Bloomsday bloomed (June 2010)


June 17 2010

Our event went off "like a shot off a shovel" at our preferred venue in Glebe. Our event was promoted via our website and a few newspaper announcement and a radio spot. The upstairs room at the Friend in Hand Hotel was packed with standing room only by kick-off at 7pm. There were only minor changes to the program, with the omission of "The Ballad of Joking Jesus" reading and a change of readers for the 'Wandering Rocks' (comets) reading. Our understudy of choice was contact only hours before the event and read a fine rendition of the excerpt, getting laughs in all the right places, to wit, Lenehan on Molly, "She's a gamey mare and no mistaking it." That reader is a young actor named Zoe Norton-Lodge who will be performing in a one-woman 'Under Milkwood' at the Sidetrack Theatre in July.

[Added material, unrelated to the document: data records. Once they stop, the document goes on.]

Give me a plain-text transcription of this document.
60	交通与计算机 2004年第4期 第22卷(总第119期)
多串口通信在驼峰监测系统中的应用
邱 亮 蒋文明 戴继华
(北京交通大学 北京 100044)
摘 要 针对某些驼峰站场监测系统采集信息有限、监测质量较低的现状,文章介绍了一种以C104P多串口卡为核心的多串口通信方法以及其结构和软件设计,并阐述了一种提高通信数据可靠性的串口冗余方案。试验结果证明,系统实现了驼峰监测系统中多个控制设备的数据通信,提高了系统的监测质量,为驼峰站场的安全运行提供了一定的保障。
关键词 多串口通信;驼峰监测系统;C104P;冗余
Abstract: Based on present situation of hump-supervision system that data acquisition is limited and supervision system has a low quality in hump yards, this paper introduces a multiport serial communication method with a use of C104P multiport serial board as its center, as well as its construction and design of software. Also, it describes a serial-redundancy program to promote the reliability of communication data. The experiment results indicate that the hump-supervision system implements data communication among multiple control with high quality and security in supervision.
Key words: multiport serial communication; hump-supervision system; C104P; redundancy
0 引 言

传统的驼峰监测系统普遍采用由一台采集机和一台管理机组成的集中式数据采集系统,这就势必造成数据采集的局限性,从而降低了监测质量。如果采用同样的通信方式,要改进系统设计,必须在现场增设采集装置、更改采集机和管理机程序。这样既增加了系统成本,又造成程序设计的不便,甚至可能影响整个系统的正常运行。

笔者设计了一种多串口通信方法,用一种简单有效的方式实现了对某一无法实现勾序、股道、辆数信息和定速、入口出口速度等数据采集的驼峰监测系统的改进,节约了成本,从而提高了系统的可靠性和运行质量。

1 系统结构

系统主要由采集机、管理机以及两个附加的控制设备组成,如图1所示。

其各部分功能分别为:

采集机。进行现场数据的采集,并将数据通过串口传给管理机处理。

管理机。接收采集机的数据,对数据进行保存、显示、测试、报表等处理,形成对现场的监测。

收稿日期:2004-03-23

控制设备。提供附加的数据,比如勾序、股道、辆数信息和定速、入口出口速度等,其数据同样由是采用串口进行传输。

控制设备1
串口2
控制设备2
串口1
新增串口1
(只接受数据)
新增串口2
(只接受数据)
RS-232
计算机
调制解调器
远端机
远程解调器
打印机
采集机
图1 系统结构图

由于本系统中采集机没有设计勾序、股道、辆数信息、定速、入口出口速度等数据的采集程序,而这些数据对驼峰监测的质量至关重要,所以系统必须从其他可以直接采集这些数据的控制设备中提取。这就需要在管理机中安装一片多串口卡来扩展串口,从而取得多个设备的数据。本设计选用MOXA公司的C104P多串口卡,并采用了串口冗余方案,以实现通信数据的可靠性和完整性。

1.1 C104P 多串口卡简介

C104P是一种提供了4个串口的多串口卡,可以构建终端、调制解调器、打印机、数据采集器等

Hosty introduced the night with a dedication to her mother who passed away last year, and also to Randolph Stowe, the great West Australian writer who died just recently. I have read a stage adaptation of his book 'The Merrygoround in the Sea' which is moving.

Then Bloomsday began in earnest with two readings based on Stephen Daedalus in those early chapters of Ulysses. I introduced all the readings bar the penultimate which was a duologue drawn from the Washerwomen chapter of Finnegans Wake. With the two of us reciting, it was difficult to use the basic, unidirectional microphone and not treat the performance as a real bit of stage shtick with full projection. Either way the audience responded positively to what Hosty jokingly called 'the easiest bit in Finnegans Wake', which is not far off the mark.

The audience became performers when many took a one-line part in our 'Circe' reading. This is a great bit of fun that we do a different version of every year. My general approach when adapting Circe for a group reading is to focus on Bloom getting himself in and our of trouble, and to explain how the chapter is written in the form of a surreal screenplay.

The night was a roaring success with folk coming from all over the city to celebrate Joyce, Ulysses and literary culture. Most drifted off into the chilly night inspired and contented to have travelled some familar and also undiscovered paths through 'Ulysses' and some also stayed behind to join in a singalong of the usual Joycean tunes, 'Down By the Sally Gardens', 'Love's Old Sweet Song' and 'Danny Boy'.